Audio and Transcript Information
Below are the highlights of each tape. They do not list all topics discussed. Recordings of only one tape side are marked: (no Side 2). Documents may be printed or downloaded at no cost. See Rights and Permissions
Listen to Henry's testimony and view transcript
Tape 1, Side 1
- Early childhood in Plock, Poland
- Family background in Russia
- Jewish cultural life in Plock
- Underlying anti-Semitism of Gentiles
Tape 1, Side 2
- Family's religious life in Plock
- Increasing anti-Semitism after 1935
- Henry's secular and religious education
- Relations between Jews and Gentiles in Plock
Tape 2, Side 1
- Outbreak of war and Nazi occupation of Plock
- Persecution of Polish Jews
- Creation of Plock Ghetto
- Sneaking out for food
Tape 2, Side 2
- Liquidation of the Plock Ghetto, 1940
- Family's deportation to Mlawa and Chmielnik labor camps
- Murder of parents and only sibling
- Henry's transport to Skarzysko-Kamienna labor camp
Tape 3, Side 1
- Brutality at Skarzysko-Kamienna
- Manufacturing artillery shells
- Sadism of guards and officials
- Cruel boss murdered by underground
Tape 3, Side 2
- Henry hospitalized with typhoid
- Hiding among corpses to escape being shot
- Transfer to Czestochowa, Poland, and Buchenwald, 1943
- Conditions at Buchenwald
Tape 4, Side 1
- Camp life at Buchenwald and Colditz
- Death march to Theresienstadt, April 1945
- Imprisonment in dungeon
- Rescue by the Russian army
Tape 4, Side 2
- Fate of his family
- Transport to England, June 1945
- Life in Windermere and London
- Becomes a tailor
Tape 5, Side 1
- First marriage
- Immigration to the U.S., fall 1952
- Moving around the U.S., 1952-1962
- Move to Milwaukee
Tape 5, Side 2
- Business ventures in Wisconsin and around the U.S.
- Operating a tavern in Merrill, Wisconsin, 1972-1977
- Thoughts on anti-Semitism in the U.S.
- Second marriage and children
Tape 6, Side 1
- Henry's children and family life
- Community work in northern Wisconsin
- Attitudes toward American culture and politics
- Lecturing about the Holocaust
Tape 6, Side 2
- Attitudes toward religion and intermarriage
- A typical day in his life, 1980
- Thoughts on being a Jew in northern Wisconsin
- Anti-Semitism in the U.S.
Tape 7, Side 1
(no Side 2)
- Thoughts on American politics
- Feelings toward Germany and Germans
- Reflections on speaking out about the Holocaust
About the Interview Process
The interview was conducted by Sara Leuchter during two sessions at the Golde home in Merrill, Wisconsin, on October 1 and 2, 1980. The first session lasted three and one-half hours and the second, three hours.
Henry comes across as an extremely pleasant man with a wonderful accent that contains a trace of his years in England.
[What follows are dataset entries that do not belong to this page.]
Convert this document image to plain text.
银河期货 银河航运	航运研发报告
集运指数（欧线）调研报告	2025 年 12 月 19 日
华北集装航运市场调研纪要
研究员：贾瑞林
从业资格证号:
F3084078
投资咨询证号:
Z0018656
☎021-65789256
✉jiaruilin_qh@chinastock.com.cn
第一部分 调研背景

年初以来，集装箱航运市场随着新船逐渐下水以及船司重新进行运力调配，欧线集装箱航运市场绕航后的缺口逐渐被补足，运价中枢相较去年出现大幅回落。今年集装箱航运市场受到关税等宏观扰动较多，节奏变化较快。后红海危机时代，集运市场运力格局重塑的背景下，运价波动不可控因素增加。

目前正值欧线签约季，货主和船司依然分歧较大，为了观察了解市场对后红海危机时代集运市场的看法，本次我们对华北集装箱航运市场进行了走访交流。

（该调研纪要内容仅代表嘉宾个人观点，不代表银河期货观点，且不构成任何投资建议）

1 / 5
The interview is particularly useful for its child's-eye view of the Nazi horrors, though teachers should note that it contains many vivid descriptions of barbaric cruelty, which may not be suitable for younger students.
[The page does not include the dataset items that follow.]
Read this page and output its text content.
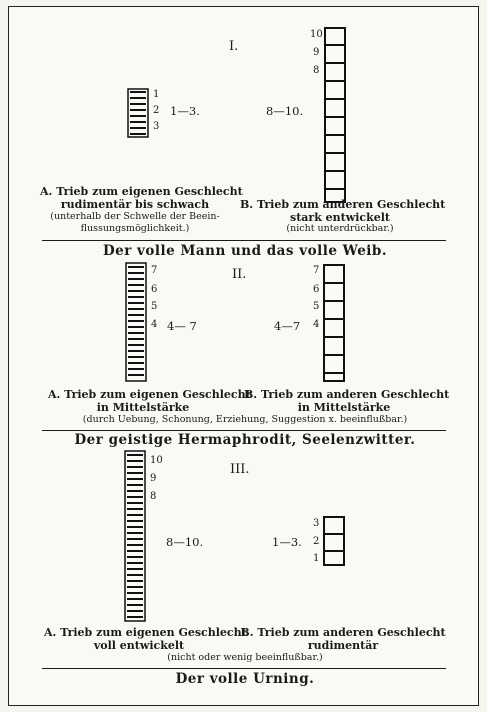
I.
1
2
3
1—3.	8—10.
10
9
8
A. Trieb zum eigenen Geschlecht
rudimentär bis schwach
(unterhalb der Schwelle der Beein-
flussungsmöglichkeit.)
B. Trieb zum anderen Geschlecht
stark entwickelt
(nicht unterdrückbar.)
Der volle Mann und das volle Weib.
II.
7
6
5
4 4— 7	4—7
7
6
5
4
A. Trieb zum eigenen Geschlecht
in Mittelstärke
B. Trieb zum anderen Geschlecht
in Mittelstärke
(durch Uebung, Schonung, Erziehung, Suggestion x. beeinflußbar.)
Der geistige Hermaphrodit, Seelenzwitter.
III.
10
9
8
8—10.	1—3.
3
2
1
A. Trieb zum eigenen Geschlecht
voll entwickelt
B. Trieb zum anderen Geschlecht
rudimentär
(nicht oder wenig beeinflußbar.)
Der volle Urning.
Audio and Transcript Details
- Interview Dates: Oct 1, 1980; Oct 2, 1980
- Interview Location: Golde home, Merrill, Wisconsin
- Interviewer: Archivist Sara Leuchter
- Original Sound Recording Format: 7 qty. 60-minute audio cassette tapes
- Length of Interviews: 2 interviews, total approximately 6.5 hours
- Transcript Length: 105 pages
- Rights and Permissions: Any document may be printed or downloaded to a computer or portable device at no cost for nonprofit educational use by teachers, students and researchers. Nothing may be reproduced in any format for commercial purposes without prior permission.